La felicità è legata al desiderio, che è cosa diversa dal bisogno, anche se entrambi originano da un sentimento di mancanza. Nel desiderio, il senso di mancanza stimola ad essere creativi e l'attesa di ciò che si desidera si nutre di pensiero, di immaginazione, di narrazioni. Il desiderio è una tensione che ci rende capaci di creare e non si esaurisce con il suo compimento, perché attiva in noi anche la possibilità di prenderci cura di ciò che abbiamo generato. Il bisogno invece ha carattere di urgenza e chiede soddisfazione; la sua spinta si esaurisce con l'appropriazione dell'oggetto. Il bisogno non genera ma consuma, e non sviluppa competenze di cura: il circuito bisogno-soddisfazione senza apertura al desiderio ci rende sterili e sempre insoddisfatti.
Ma quali immagini, quali narrazioni abbiamo oggi della maternità, della paternità, della genitorialità, della filiazione? Si può desiderare qualcosa che ci è completamente ignoto, o di cui abbiamo un'immagine distorta? La disponibilità a trasmettere la vita è un dono che passa di generazione in generazione, perché è legato al desiderio di chi ci ha preceduto.
Purtroppo oggi il figlio è vissuto spesso come un problema: un vincolo e una difficile responsabilità piuttosto che una risorsa. Non ci viene raccontato come il “di più” che nasce dal desiderio che un uomo e una donna provano l'uno per l'altra: un dono concreto, che è capace di attivare in noi nuove competenze e nuove risorse, che porta con sé novità, futuro e speranza.
La coppia si trova davanti all'ipotesi impegnativa di un figlio senza un supporto adeguato di immagini e di pensieri; avere un bambino può essere deciso allora solo se e quando la sua nascita si inserirà nei nostri progetti di vita, completando l'immagine che vogliamo avere di noi stessi.
Ma mettere al mondo un figlio non può collocarsi nello stesso ordine delle altre decisioni: non è come scegliere se acquistare una casa, oppure accettare o rifiutare un lavoro; non ha niente a che fare con il modo di procedere che ci guida negli altri ambiti di vita. Il figlio è un'apertura all'ignoto, all'imprevisto, a qualcosa che sfugge ogni possibile programmazione; accogliere un figlio significa accettare l'inizio di un'avventura che potremo controllare solo in minima parte, e che potrà esporci alla gioia ma anche al dolore, a soddisfazioni ma anche a frustrazioni. Un figlio ci cambia la vita senza ritorno e ci chiede di accettare il rischio di una novità vera che, pur originando da noi, non potremo e non dovremo controllare.
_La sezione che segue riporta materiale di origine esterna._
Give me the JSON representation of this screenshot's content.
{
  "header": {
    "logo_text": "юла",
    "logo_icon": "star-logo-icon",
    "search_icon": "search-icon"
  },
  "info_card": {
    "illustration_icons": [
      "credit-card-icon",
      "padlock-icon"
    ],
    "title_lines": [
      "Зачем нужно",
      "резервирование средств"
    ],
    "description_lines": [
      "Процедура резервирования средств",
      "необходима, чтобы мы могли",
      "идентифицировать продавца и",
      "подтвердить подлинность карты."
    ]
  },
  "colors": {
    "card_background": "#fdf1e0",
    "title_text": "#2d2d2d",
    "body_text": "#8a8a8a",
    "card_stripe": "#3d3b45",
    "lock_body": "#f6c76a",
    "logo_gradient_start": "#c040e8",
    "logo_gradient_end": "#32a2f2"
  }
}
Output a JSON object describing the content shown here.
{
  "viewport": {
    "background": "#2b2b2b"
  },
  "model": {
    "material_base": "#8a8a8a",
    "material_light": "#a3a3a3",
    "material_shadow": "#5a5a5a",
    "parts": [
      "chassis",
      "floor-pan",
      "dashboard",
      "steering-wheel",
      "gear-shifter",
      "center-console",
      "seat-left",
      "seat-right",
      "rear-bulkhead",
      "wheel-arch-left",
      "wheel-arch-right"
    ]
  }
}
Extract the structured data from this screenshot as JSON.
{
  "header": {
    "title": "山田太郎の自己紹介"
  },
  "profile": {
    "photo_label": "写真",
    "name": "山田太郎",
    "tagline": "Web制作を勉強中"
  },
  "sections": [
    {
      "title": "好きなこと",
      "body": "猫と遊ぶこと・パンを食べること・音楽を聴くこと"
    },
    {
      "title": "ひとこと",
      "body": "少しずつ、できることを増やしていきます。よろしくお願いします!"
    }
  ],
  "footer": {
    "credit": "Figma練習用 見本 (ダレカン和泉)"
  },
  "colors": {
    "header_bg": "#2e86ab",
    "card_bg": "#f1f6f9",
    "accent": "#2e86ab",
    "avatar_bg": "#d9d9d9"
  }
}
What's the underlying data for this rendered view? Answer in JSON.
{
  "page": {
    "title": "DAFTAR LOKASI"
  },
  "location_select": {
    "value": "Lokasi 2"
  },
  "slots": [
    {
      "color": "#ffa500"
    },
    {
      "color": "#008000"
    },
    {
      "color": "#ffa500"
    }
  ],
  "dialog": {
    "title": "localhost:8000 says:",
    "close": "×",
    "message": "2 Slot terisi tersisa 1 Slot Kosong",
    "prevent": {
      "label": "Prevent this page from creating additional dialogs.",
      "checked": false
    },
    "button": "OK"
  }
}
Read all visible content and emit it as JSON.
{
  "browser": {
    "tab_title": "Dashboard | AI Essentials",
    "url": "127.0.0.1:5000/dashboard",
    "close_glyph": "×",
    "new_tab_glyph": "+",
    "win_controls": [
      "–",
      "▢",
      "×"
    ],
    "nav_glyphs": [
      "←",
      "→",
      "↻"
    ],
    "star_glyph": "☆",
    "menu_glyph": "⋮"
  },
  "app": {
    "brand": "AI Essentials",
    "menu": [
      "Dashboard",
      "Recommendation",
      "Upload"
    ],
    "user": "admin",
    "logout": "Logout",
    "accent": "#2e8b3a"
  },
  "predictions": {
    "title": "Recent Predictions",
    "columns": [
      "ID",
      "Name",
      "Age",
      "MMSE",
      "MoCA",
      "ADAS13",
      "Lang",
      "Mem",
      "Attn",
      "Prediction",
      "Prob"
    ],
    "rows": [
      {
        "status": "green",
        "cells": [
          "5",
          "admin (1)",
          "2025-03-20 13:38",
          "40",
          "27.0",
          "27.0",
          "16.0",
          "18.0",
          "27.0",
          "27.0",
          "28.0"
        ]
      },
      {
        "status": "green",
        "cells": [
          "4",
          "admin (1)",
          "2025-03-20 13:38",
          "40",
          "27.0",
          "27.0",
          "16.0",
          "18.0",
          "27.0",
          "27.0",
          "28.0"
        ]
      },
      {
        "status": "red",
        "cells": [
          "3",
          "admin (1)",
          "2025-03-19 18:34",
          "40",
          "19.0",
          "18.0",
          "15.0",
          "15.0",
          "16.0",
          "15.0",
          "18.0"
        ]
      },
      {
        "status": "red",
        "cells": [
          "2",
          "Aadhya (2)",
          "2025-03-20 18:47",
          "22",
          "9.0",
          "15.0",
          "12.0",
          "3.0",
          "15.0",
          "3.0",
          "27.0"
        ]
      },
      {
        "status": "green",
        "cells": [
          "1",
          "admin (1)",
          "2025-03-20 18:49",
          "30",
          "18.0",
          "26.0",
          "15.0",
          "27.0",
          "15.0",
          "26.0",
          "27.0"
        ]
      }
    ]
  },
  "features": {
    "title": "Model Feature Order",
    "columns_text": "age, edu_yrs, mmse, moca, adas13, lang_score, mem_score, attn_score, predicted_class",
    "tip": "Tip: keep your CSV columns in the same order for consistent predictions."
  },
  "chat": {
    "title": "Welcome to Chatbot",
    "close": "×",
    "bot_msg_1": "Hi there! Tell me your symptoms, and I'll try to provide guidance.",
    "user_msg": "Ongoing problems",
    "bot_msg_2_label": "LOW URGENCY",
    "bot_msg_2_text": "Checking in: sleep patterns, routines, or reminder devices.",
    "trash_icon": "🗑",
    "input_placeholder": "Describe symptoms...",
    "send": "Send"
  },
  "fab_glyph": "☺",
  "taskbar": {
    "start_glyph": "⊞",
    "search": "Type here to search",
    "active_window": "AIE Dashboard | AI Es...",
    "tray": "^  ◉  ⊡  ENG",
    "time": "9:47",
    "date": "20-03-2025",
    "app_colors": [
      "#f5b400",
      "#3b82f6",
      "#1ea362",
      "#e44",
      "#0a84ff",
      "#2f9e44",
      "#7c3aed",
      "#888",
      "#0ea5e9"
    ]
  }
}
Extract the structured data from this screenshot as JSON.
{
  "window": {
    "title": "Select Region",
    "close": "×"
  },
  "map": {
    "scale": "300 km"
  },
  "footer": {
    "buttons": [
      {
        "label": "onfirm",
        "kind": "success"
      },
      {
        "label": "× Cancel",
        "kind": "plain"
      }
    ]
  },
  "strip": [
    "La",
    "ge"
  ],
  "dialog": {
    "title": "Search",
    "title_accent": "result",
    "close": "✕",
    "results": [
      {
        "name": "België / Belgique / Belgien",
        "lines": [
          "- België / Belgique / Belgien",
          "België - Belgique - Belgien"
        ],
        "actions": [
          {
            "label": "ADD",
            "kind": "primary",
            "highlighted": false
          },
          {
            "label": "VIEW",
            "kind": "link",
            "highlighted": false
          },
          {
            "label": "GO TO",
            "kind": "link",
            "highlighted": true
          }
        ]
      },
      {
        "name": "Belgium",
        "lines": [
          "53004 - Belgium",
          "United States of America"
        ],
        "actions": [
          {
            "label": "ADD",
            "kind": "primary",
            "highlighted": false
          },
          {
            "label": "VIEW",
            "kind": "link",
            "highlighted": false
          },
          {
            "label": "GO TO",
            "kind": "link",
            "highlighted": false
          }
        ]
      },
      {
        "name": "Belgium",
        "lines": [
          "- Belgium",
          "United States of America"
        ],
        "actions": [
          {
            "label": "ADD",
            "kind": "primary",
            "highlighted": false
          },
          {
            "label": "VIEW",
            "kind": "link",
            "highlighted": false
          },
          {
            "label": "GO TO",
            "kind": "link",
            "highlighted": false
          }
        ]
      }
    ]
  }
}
Questo è ciò che ci fa paura; ma questo è anche ciò che rende il diventare genitori una cosa così speciale, che non assomiglia a nessun'altra: qualcuno che prima non esisteva inizia ad esistere attraverso di noi, e la sua presenza inaugura un mondo nuovo, capace di felicità. Perché i bambini, loro sì, sanno essere felici, e con i loro pensieri, le loro parole, le loro curiosità e scoperte sono capaci di regalare a chi li ama uno sguardo sempre rinnovato sulla vita.